The Faculty Pioneer Awards were established in 1999 to celebrate educators who demonstrate leadership and risk-taking — and blaze a trail toward curriculum that deeply examines the relationships between capital markets, firms, and the public good.
The focus of this year’s call for nominations was to recognize and honor faculty who are teaching about inequality in their MBA classrooms, says Claire Preisser, who manages the Faculty Pioneer selection process as associate director of the Aspen Institute Business & Society Program.
“When thinking about remedies to inequality, people naturally reach into the policy sphere for solutions,” Preisser explains. “Policy interventions are very important, but historically business has been a key actor in building and sustaining a middle class. We believe that today’s business students need to be prompted more often to think about how the everyday choices in firms can build shared prosperity—or work against it.
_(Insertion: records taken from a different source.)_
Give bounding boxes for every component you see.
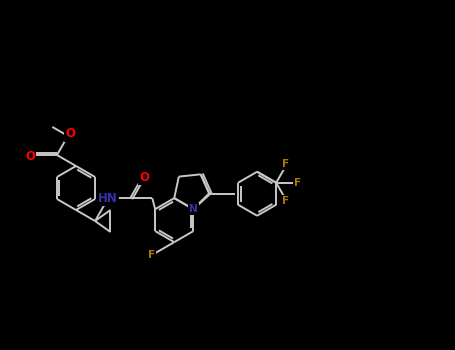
Text: F: F <box>282 196 289 206</box>
Text: O: O <box>139 170 149 184</box>
Text: F: F <box>293 178 301 188</box>
Text: N: N <box>189 204 197 214</box>
Text: O: O <box>65 127 75 140</box>
Text: O: O <box>25 149 35 162</box>
Text: F: F <box>147 250 155 260</box>
Text: F: F <box>282 159 289 169</box>
Text: HN: HN <box>98 192 118 205</box>
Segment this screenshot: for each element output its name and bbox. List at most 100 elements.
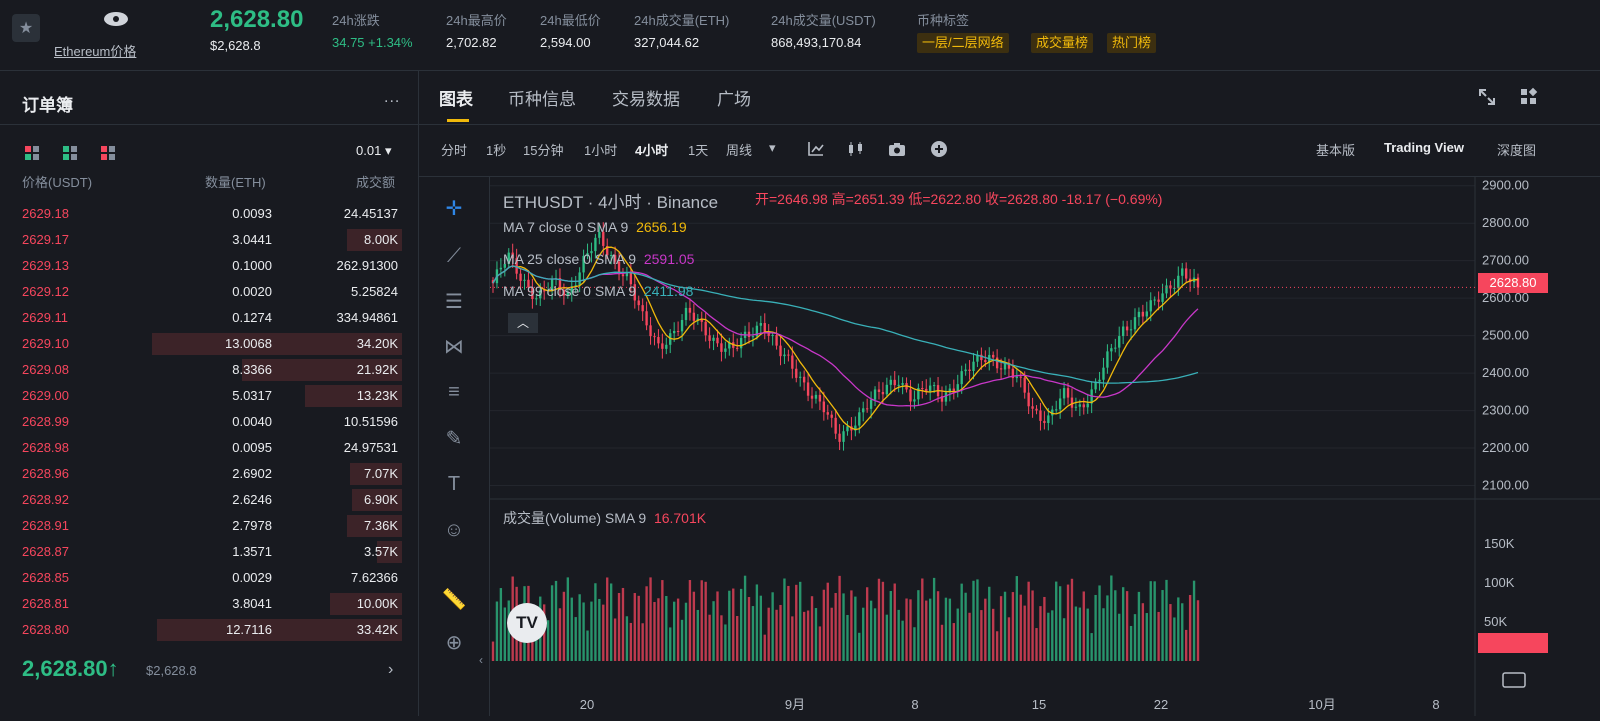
candle-body [1043, 420, 1046, 424]
ma25-legend: MA 25 close 0 SMA 9 2591.05 [503, 251, 694, 267]
orderbook-row[interactable]: 2628.92 2.6246 6.90K [0, 487, 418, 513]
coin-price-link[interactable]: Ethereum价格 [54, 44, 137, 59]
interval-week[interactable]: 周线 [726, 143, 753, 158]
candle-body [566, 292, 570, 296]
volume-bar [665, 596, 668, 661]
pattern-icon[interactable]: ⋈ [444, 335, 464, 358]
orderbook-row[interactable]: 2628.85 0.0029 7.62366 [0, 565, 418, 591]
chevron-right-icon[interactable]: › [388, 661, 394, 678]
volume-bar [728, 590, 731, 661]
row-qty: 5.0317 [232, 388, 272, 403]
brush-icon[interactable]: ✎ [445, 427, 463, 450]
zoom-icon[interactable]: ⊕ [445, 631, 463, 654]
view-trading-view[interactable]: Trading View [1384, 140, 1464, 155]
orderbook-row[interactable]: 2628.98 0.0095 24.97531 [0, 435, 418, 461]
interval-1h[interactable]: 1小时 [584, 143, 618, 158]
candle-style-icon[interactable] [847, 141, 865, 157]
orderbook-bids-icon[interactable] [63, 146, 77, 160]
candle-body [739, 337, 743, 349]
stat-label-change: 24h涨跌 [332, 13, 380, 28]
volume-bar [676, 598, 680, 661]
chevron-down-icon[interactable]: ▾ [769, 140, 776, 155]
row-price: 2628.81 [22, 596, 69, 611]
row-price: 2629.00 [22, 388, 69, 403]
text-icon[interactable]: T [447, 472, 461, 495]
orderbook-both-icon[interactable] [25, 146, 39, 160]
tag-layer[interactable]: 一层/二层网络 [917, 33, 1009, 53]
tag-volume[interactable]: 成交量榜 [1031, 33, 1094, 53]
orderbook-row[interactable]: 2629.10 13.0068 34.20K [0, 331, 418, 357]
candle-body [846, 426, 849, 432]
price-chart[interactable]: 2100.00 2200.00 2300.00 2400.00 2500.00 2600.… [490, 177, 1600, 716]
camera-icon[interactable] [888, 141, 906, 157]
interval-15m[interactable]: 15分钟 [523, 143, 564, 158]
view-basic[interactable]: 基本版 [1316, 143, 1356, 158]
orderbook-row[interactable]: 2629.12 0.0020 5.25824 [0, 279, 418, 305]
orderbook-row[interactable]: 2629.18 0.0093 24.45137 [0, 201, 418, 227]
orderbook-row[interactable]: 2628.96 2.6902 7.07K [0, 461, 418, 487]
ruler-icon[interactable]: 📏 [441, 588, 467, 611]
row-qty: 2.6246 [232, 492, 272, 507]
tab-coin-info[interactable]: 币种信息 [508, 90, 576, 109]
candle-body [720, 343, 723, 352]
interval-1d[interactable]: 1天 [688, 143, 709, 158]
candle-body [613, 255, 617, 262]
candle-body [574, 285, 577, 287]
fib-icon[interactable]: ≡ [448, 380, 460, 403]
volume-bar [1011, 592, 1015, 661]
candle-body [1003, 363, 1007, 370]
orderbook-row[interactable]: 2629.08 8.3366 21.92K [0, 357, 418, 383]
emoji-icon[interactable]: ☺ [443, 518, 465, 541]
volume-bar [783, 578, 786, 661]
candle-body [1078, 404, 1082, 407]
candle-body [787, 354, 790, 356]
volume-bar [1062, 618, 1066, 661]
depth-bar [352, 489, 402, 511]
tab-square[interactable]: 广场 [717, 90, 751, 109]
candle-body [543, 290, 546, 292]
orderbook-asks-icon[interactable] [101, 146, 115, 160]
chart-svg[interactable]: 2100.00 2200.00 2300.00 2400.00 2500.00 2600.… [490, 177, 1600, 716]
candle-body [822, 401, 826, 413]
orderbook-row[interactable]: 2629.11 0.1274 334.94861 [0, 305, 418, 331]
orderbook-row[interactable]: 2628.87 1.3571 3.57K [0, 539, 418, 565]
interval-4h[interactable]: 4小时 [635, 143, 669, 158]
settings-icon[interactable] [1495, 667, 1535, 693]
view-depth[interactable]: 深度图 [1497, 143, 1537, 158]
ma25-value: 2591.05 [643, 251, 695, 267]
volume-bar [1027, 581, 1030, 661]
crosshair-icon[interactable]: ✛ [445, 197, 463, 220]
tab-chart[interactable]: 图表 [439, 90, 473, 109]
orderbook-row[interactable]: 2628.81 3.8041 10.00K [0, 591, 418, 617]
collapse-legend-icon[interactable]: ︿ [508, 313, 538, 333]
candle-body [921, 387, 924, 389]
divider [419, 176, 1600, 177]
collapse-arrow-icon[interactable]: ‹ [479, 653, 483, 667]
volume-bar [720, 615, 723, 661]
tag-hot[interactable]: 热门榜 [1107, 33, 1157, 53]
volume-bar [1149, 581, 1152, 661]
precision-select[interactable]: 0.01 ▾ [356, 143, 391, 159]
orderbook-row[interactable]: 2628.80 12.7116 33.42K [0, 617, 418, 643]
candle-body [806, 382, 810, 396]
orderbook-row[interactable]: 2628.91 2.7978 7.36K [0, 513, 418, 539]
add-icon[interactable] [930, 140, 948, 158]
tab-trade-data[interactable]: 交易数据 [612, 90, 680, 109]
indicator-icon[interactable] [807, 141, 825, 157]
orderbook-row[interactable]: 2628.99 0.0040 10.51596 [0, 409, 418, 435]
interval-1s[interactable]: 1秒 [486, 143, 507, 158]
interval-line[interactable]: 分时 [441, 143, 468, 158]
fullscreen-icon[interactable] [1477, 87, 1497, 107]
candle-body [665, 344, 668, 349]
horizontal-lines-icon[interactable]: ☰ [445, 290, 463, 313]
candle-body [999, 368, 1003, 370]
trendline-icon[interactable]: ⟋ [447, 244, 461, 267]
layout-icon[interactable] [1519, 87, 1539, 107]
orderbook-row[interactable]: 2629.13 0.1000 262.91300 [0, 253, 418, 279]
candle-body [1047, 415, 1050, 424]
favorite-star-icon[interactable]: ★ [12, 14, 40, 42]
candle-body [539, 290, 542, 299]
more-icon[interactable]: ... [384, 89, 401, 106]
orderbook-row[interactable]: 2629.17 3.0441 8.00K [0, 227, 418, 253]
orderbook-row[interactable]: 2629.00 5.0317 13.23K [0, 383, 418, 409]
The faculty members we honor this year are doing just that.”
The fact that some faculty at top-ranked MBA programs are addressing inequality in the classroom is especially encouraging, says Judith Samuelson, executive director of the Aspen Institute Business & Society Program.
“We are very encouraged that these classroom discussions are happening, and happening at top-ranked schools—and are eager to see more faculty follow suit,” Samuelson says. “This year’s Faculty Pioneers are bringing inequality out of the ethics classroom and into the classes that really matter in the MBA curriculum.”
The Aspen Institute Business & Society Program will recognize the Faculty Pioneer Award Winners at Business and Inequality: A Dialogue on Business and Business Education in New York on Thursday, October 15. The event will focus on how business schools can most effectively prepare students to lead companies in ways that produce a vibrant economy that works for all.